Photo-accelerated Co3+/Co2+ transformation on cobalt and phosphorus co-doped g-C3N4 for Fenton-like reaction

Abstract

Peroxydisulfate (PDS) can be activated by graphitic carbon nitride (g-C₃N₄) under irradiation, and the generated oxygen reactive species (ROSs) can degrade organic pollutants effectively. However, the photocatalytic activity of pristine g-C₃N₄ is limited due to its narrow light absorption range and rapid electron–hole recombination. Herein, cobalt and phosphorus co-doped g-C₃N₄ (Co, P-CN) was synthesized by a facile one-pot pyrolysis method. Co and P co-doping enhances the light absorption and charge separation, thus greatly promoting the photocatalytic activation of PDS. Additionally, the presence of doped Co²⁺ can chemically activate PDS, with Co²⁺ transforming into Co³⁺ simultaneously. Recycling tests reveal that Co²⁺ in Co, P-CN can maintain a high level attributing to the fast Co³⁺/Co²⁺ transformation rate under light irradiation.
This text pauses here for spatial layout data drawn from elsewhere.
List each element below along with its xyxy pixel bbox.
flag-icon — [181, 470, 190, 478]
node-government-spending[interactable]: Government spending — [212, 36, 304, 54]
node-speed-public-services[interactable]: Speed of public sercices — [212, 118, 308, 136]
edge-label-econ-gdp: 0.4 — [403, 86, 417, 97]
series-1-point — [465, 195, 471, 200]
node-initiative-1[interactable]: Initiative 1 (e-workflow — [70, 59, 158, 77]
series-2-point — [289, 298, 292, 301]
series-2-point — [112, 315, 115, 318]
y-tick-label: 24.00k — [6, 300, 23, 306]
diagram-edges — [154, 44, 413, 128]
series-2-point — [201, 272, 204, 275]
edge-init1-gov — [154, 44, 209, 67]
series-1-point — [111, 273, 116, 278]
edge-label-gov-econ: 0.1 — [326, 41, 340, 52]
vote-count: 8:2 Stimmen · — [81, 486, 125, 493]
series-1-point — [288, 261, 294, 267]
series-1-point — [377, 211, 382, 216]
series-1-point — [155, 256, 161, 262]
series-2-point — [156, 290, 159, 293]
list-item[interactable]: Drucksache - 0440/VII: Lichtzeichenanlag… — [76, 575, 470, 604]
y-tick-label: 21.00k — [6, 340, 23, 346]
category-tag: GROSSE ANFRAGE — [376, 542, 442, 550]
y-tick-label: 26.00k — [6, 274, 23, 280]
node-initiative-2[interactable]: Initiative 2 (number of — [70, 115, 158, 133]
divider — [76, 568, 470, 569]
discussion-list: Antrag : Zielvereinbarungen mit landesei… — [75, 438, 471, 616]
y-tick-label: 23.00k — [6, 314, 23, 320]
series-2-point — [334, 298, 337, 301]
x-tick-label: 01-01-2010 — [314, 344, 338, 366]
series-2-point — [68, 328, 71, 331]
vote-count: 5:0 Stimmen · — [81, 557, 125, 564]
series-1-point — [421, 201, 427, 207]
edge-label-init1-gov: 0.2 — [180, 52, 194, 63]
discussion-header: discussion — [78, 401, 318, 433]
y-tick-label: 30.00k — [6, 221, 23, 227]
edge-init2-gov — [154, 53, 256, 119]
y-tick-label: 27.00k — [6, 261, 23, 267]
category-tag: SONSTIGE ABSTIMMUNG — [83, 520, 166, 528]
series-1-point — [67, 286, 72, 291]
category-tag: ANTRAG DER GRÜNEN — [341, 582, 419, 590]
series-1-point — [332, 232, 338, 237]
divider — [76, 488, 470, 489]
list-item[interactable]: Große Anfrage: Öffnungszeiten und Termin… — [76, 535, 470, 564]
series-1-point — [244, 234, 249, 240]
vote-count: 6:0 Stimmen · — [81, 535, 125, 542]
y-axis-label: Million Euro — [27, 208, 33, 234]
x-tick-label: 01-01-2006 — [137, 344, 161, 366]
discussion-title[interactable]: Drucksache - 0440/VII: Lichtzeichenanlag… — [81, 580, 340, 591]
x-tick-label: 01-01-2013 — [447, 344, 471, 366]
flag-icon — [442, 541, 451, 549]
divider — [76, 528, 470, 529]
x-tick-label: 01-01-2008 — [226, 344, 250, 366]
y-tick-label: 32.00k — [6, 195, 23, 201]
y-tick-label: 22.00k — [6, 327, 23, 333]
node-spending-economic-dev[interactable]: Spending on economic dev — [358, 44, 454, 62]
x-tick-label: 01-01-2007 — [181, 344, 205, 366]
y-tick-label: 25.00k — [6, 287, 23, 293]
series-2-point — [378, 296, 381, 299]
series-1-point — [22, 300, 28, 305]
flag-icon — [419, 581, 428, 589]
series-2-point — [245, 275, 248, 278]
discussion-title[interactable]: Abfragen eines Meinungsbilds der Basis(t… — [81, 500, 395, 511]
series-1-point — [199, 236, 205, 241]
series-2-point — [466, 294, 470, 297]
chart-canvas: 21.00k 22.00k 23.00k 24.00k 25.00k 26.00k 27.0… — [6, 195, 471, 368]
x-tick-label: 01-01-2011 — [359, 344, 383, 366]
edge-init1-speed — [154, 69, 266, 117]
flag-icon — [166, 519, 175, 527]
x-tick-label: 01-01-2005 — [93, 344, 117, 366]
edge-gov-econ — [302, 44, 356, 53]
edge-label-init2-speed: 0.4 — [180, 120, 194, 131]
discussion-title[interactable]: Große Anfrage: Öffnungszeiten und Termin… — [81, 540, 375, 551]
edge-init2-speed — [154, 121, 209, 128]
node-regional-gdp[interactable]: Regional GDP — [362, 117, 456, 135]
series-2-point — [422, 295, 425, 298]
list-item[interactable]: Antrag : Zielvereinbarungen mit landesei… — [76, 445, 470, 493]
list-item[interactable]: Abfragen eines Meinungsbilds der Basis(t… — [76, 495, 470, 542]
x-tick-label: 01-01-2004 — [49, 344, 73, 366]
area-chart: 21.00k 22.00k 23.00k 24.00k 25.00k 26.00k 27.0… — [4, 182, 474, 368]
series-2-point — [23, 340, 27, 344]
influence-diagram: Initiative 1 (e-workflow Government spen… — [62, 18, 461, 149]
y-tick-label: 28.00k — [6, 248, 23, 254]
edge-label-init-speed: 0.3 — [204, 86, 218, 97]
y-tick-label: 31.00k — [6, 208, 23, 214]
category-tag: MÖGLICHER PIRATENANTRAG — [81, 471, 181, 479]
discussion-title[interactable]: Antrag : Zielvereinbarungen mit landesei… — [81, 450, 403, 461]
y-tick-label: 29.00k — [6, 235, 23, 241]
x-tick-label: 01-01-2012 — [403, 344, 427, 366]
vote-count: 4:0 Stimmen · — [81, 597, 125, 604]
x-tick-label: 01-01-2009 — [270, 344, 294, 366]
The density functional theory (DFT) calculations show that the Co–N_x species formed by chemical coordination between Co and g-C₃N₄ in Co, P-CN could effectively activate PDS. The synergistic effect of photo-catalytic and chemical-catalytic driven PDS activation and a faster Co³⁺/Co²⁺ redox cycle result in the enhanced bisphenol A (BPA) degradation with a reaction rate constant (k) of 0.375 min⁻¹, which is 7 times larger than that of pristine g-C₃N₄. This work provides an effective method for the in situ regeneration of active low-valent transition metal ions, and reveals the mechanism of synergistic activation of PDS by photo-catalysis and chemical-catalysis for pollutant degradation.